Earl Grey is one of the classics among scented teas and bergamot is what it makes its flavour and aroma so special. Bergamot is a citrus fruit tree native to Italy that gives a lemon-like fruit but the real value of this tree comes from its natural oils appreciated both by tea merchants as well as perfumeries. So Earl Grey is a choice of black tea perfumed with bergamot oils.
There are many variations of Earl Grey mainly because of the types of black teas used and the type and the amount of bergamot oil that is added – all of which depends on a tea merchant’s choice. Some may choose to use stronger teas and just a bit of bergamot while others will go for light tea with a heavy touch of bergamot. You can also find blends like Lady Grey (traditional Earl Grey with blue cornflower blossoms), Russian Earl Grey (with pieces of citrus peel) and even Red Earl Grey (rooibos and bergamot).

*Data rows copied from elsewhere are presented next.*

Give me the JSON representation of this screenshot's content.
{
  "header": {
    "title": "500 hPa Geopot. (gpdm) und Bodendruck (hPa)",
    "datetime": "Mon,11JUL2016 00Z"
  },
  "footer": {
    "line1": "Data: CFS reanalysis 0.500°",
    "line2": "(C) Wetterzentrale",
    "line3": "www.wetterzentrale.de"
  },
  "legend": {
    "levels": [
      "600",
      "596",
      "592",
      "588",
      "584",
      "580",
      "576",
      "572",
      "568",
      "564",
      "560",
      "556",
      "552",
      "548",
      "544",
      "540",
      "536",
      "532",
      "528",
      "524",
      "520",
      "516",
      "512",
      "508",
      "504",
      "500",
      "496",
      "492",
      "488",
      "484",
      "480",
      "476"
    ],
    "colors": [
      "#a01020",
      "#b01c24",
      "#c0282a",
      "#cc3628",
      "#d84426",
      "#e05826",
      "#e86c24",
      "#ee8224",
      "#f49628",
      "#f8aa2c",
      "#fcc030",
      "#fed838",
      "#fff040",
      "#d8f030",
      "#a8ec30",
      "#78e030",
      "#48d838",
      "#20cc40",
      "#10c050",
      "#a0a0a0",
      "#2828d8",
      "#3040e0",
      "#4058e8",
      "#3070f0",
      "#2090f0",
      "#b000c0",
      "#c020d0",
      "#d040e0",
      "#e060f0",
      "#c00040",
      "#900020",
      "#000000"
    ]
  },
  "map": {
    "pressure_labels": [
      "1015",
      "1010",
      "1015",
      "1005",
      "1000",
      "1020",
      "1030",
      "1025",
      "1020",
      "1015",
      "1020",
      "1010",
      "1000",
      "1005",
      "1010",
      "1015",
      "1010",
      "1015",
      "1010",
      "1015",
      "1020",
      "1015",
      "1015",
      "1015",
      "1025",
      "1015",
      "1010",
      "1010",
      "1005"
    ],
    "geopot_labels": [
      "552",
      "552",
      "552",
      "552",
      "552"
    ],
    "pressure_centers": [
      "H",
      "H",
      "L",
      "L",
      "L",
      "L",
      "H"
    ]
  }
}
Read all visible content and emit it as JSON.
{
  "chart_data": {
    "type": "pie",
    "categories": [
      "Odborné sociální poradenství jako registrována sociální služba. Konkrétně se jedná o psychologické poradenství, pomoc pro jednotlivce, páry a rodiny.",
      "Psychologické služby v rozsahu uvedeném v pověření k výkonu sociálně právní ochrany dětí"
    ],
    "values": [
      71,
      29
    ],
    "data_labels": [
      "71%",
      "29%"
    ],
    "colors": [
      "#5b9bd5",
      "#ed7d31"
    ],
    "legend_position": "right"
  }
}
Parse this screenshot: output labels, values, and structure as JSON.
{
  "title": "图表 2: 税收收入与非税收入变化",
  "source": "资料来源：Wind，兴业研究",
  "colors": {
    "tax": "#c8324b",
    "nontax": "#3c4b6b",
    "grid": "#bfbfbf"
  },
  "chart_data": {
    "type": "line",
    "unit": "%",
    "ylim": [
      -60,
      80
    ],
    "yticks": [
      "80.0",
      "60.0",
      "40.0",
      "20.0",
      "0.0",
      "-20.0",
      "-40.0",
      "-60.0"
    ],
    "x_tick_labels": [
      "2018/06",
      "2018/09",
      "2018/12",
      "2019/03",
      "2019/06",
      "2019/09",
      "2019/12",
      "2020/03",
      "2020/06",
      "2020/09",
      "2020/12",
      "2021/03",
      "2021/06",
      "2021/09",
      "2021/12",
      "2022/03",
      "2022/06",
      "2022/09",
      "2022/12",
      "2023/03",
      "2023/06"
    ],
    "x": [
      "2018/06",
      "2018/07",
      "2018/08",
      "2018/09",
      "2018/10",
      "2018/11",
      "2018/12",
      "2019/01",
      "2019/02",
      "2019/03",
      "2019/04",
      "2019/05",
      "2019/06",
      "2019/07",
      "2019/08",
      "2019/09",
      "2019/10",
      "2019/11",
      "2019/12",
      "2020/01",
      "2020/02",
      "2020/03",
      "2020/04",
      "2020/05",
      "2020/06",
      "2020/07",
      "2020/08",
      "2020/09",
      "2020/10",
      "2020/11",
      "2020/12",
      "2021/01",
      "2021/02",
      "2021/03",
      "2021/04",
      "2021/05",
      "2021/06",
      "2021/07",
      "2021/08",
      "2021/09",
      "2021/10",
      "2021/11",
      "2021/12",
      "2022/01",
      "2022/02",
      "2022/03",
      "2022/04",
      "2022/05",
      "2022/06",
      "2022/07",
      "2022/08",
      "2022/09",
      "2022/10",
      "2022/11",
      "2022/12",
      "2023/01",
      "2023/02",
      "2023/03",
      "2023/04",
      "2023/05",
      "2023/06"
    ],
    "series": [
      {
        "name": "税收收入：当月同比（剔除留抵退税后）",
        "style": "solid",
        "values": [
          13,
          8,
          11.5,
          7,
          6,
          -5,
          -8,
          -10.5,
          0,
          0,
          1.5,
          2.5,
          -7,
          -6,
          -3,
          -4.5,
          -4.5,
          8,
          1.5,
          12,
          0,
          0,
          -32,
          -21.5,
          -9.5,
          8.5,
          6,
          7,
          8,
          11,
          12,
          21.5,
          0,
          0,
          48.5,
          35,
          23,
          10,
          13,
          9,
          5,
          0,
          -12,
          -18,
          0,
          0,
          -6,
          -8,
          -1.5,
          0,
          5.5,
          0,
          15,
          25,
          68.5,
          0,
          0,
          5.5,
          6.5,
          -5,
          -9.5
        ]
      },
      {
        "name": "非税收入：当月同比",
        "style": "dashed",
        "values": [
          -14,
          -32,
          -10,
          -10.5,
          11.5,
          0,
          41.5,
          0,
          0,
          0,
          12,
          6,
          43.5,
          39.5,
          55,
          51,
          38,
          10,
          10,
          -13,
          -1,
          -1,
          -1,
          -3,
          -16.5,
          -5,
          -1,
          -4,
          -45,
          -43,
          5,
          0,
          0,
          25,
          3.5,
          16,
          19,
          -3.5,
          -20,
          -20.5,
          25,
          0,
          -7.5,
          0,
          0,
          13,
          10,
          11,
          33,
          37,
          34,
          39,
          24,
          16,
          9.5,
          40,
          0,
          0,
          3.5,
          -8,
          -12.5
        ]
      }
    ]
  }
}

Why is it called Earl Grey?
One of the legends tells that Lord Charles Grey (2nd Earl Grey), who was a British Prime Minister in the 1830s, received a diplomatic gift from China – a tea blend perfumed with bergamot oil – as a thank you for rescuing Chinese mandarin son from drowning by one of Lord Grey’s men. Another version tells a story about shipping tea from China to England together with bergamot oranges and tea absorbed the fruit flavour by coincidence. In the end, nobody really knows the true story or the connection to Lord Grey but that doesn’t prevent us from enjoying this lovely tea.
A bit about Azerbaijan because…
My Earl Grey was brought to me first-hand from Azerbaijan (thank you, Rena!). It was produced using Ceylon black tea, one of the best black teas for flavoured blends.
Tea culture is very strong in Azerbaijan where the climate allows to cultivate tea plantations. Tea is associated with warmth and hospitality which means you won’t leave the house without being offered at least one cup. There is a saying “Çay nədir, say nədir” which means “when you drink tea, the cup count doesn’t matter” – this just proves that tea plays an important role in a daily life of Azerbaijani.